Sohn tötet Eltern, weil er "einfach Ruhe haben" wollte

Bonn – Nach der mutmaßlichen Tötung seiner Eltern muss sich ab Donnerstag (13 Uhr) ein 30-Jähriger aus Weilerswist vor dem Bonner Landgericht verantworten.

Der Angeklagte spricht im Landgericht mit seinem Verteidiger Bernhard Scholz vor Beginn seines Prozesses.
Der Angeklagte spricht im Landgericht mit seinem Verteidiger Bernhard Scholz vor Beginn seines Prozesses.  © Roberto Pfeil/dpa

Die Staatsanwaltschaft Bonn hat den Sohn wegen zweifachen Mordes aus niedrigen Beweggründen angeklagt.

Der Angeklagte soll seine Eltern, mit denen er in Weilerswist bei Bonn unter einem Dach lebte, Ende April mit zahlreichen Messerstichen angegriffen haben, weil er sich von ihrer Kritik "genervt gefühlt" habe und "einfach Ruhe haben" wollte.
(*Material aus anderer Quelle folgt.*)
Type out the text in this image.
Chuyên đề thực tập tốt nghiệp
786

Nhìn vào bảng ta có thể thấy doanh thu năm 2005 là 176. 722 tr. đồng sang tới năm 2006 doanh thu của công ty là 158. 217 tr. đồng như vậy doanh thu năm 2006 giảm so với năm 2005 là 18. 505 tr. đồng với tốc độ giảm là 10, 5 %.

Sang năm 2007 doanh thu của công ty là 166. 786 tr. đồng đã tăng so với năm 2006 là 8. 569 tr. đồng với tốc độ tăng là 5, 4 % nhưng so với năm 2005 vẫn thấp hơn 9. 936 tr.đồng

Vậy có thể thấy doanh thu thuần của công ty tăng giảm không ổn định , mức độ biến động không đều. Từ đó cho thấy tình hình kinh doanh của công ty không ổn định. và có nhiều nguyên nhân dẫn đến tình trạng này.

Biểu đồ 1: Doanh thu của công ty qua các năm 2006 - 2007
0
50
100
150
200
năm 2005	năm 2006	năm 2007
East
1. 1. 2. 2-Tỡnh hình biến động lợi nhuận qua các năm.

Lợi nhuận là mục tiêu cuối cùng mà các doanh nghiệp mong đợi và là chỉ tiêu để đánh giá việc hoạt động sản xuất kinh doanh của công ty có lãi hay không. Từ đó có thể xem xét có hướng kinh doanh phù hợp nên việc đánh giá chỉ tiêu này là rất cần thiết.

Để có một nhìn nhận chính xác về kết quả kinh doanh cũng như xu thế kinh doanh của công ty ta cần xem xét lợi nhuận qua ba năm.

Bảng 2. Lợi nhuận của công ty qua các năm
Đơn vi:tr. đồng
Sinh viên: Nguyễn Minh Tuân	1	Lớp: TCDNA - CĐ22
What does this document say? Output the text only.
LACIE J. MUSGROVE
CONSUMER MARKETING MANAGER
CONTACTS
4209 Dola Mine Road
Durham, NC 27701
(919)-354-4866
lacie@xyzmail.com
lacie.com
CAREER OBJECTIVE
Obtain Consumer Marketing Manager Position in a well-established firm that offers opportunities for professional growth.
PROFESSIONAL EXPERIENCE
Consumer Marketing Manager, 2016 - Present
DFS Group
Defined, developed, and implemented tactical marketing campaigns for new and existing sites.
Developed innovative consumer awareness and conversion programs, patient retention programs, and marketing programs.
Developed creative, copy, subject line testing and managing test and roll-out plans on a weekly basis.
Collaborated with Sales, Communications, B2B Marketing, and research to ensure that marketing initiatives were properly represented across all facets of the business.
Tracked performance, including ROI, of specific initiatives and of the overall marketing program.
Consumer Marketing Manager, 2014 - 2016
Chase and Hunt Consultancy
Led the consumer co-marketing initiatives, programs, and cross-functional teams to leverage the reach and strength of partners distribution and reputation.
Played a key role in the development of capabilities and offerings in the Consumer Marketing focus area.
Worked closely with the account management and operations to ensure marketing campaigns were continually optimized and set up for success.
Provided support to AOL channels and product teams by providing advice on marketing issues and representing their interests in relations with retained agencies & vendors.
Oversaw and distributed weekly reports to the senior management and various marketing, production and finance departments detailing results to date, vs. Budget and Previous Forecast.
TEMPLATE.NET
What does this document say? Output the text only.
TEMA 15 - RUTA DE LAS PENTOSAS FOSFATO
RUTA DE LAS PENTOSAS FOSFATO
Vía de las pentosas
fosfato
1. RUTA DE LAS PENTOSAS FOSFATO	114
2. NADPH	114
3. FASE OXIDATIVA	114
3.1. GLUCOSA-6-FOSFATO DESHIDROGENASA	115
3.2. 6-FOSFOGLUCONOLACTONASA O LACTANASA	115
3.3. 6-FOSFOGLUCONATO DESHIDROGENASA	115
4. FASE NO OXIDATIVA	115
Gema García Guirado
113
Der Sohn hatte zunächst den Vater (62) attackiert. Daraufhin gab seine Mutter (60) einen Notruf ab. Die Polizei eilte zum Tatort, konnte dort aber die Eltern nur noch leblos auffinden. Der Sohn war daraufhin festgenommen worden (TAG24 berichtete).

Der 30-Jährige hatte die Tat kurz darauf gestanden (TAG24 berichtete).

Nach Erkenntnissen der Ermittler war der Sohn zur Tatzeit zwar stark alkoholisiert, soll sich aber in keinerlei psychischem Ausnahmezustand befunden haben und entsprechend voll schuldfähig sein.

Der Angeklagte gibt hingegen an, dass er Wahnvorstellungen gehabt habe.

Update, 15.17 Uhr: Angeklagter legt Geständnis ab

 Ein 30-Jähriger aus Wellerswist soll in dem Haus seine Eltern erstochen haben.
Ein 30-Jähriger aus Wellerswist soll in dem Haus seine Eltern erstochen haben.

Ein wegen zweifachen Mordes angeklagter 30-Jähriger hat vor Gericht eingeräumt, seine Eltern mit etlichen Messerstichen getötet zu haben. Er habe zunächst seinen Vater, dann seine Mutter erstochen, wie der beschuldigte Deutsche am Donnerstag vor dem Landgericht Bonn von seinem Anwalt erklären ließ.

Das Verhältnis zu seinen Eltern sei "schon seit geraumer Zeit sehr angespannt" gewesen. Am Tag der Tat habe er außerdem unter dem starken Einfluss von Alkohol, Drogen und Schmerzmitteln gestanden.

"Was sie da eingeräumt haben, ist selbst in der heutigen Zeit nicht alltäglich", sagte der zuständige Richter in der ersten Sitzung des Prozesses.

Der Beschuldigte, der bis zu der Tat Ende April mit seinen Eltern in einem Haus in Weilerswist bei Bonn lebte, sitzt in Untersuchungshaft. Der Prozess soll im November fortgesetzt werden.

Update, 17.26 Uhr: Mit 60 Messerstiche die Eltern getötet

Die Staatsanwaltschaft hält den angeklagten Deutschen für voll schuldfähig. Ob diese Einschätzung haltbar ist, muss im Prozess geklärt werden, der Beschuldigte selbst hatte Wahnvorstellungen erwähnt. Fest steht schon jetzt: Alkohol und Drogen sind die Konstanten, die sich wie ein roter Faden durch das Leben des Angeklagten ziehen.

Am Tag der Tat habe er zehn große Flaschen Bier getrunken, mehrere Schmerztabletten eingeworfen und Marihuana geraucht, sagte der Anwalt des Beschuldigten. Keine Seltenheit für den 30-Jährigen: "Mehr Trinken als Arbeiten", fasste er vor Gericht die vergangenen sechs Jahre zusammen, während denen er die meiste Zeit arbeitslos gemeldet war.

Mit 30 Messerstichen tötete er seinen Vater, mit weiteren 30 die Mutter.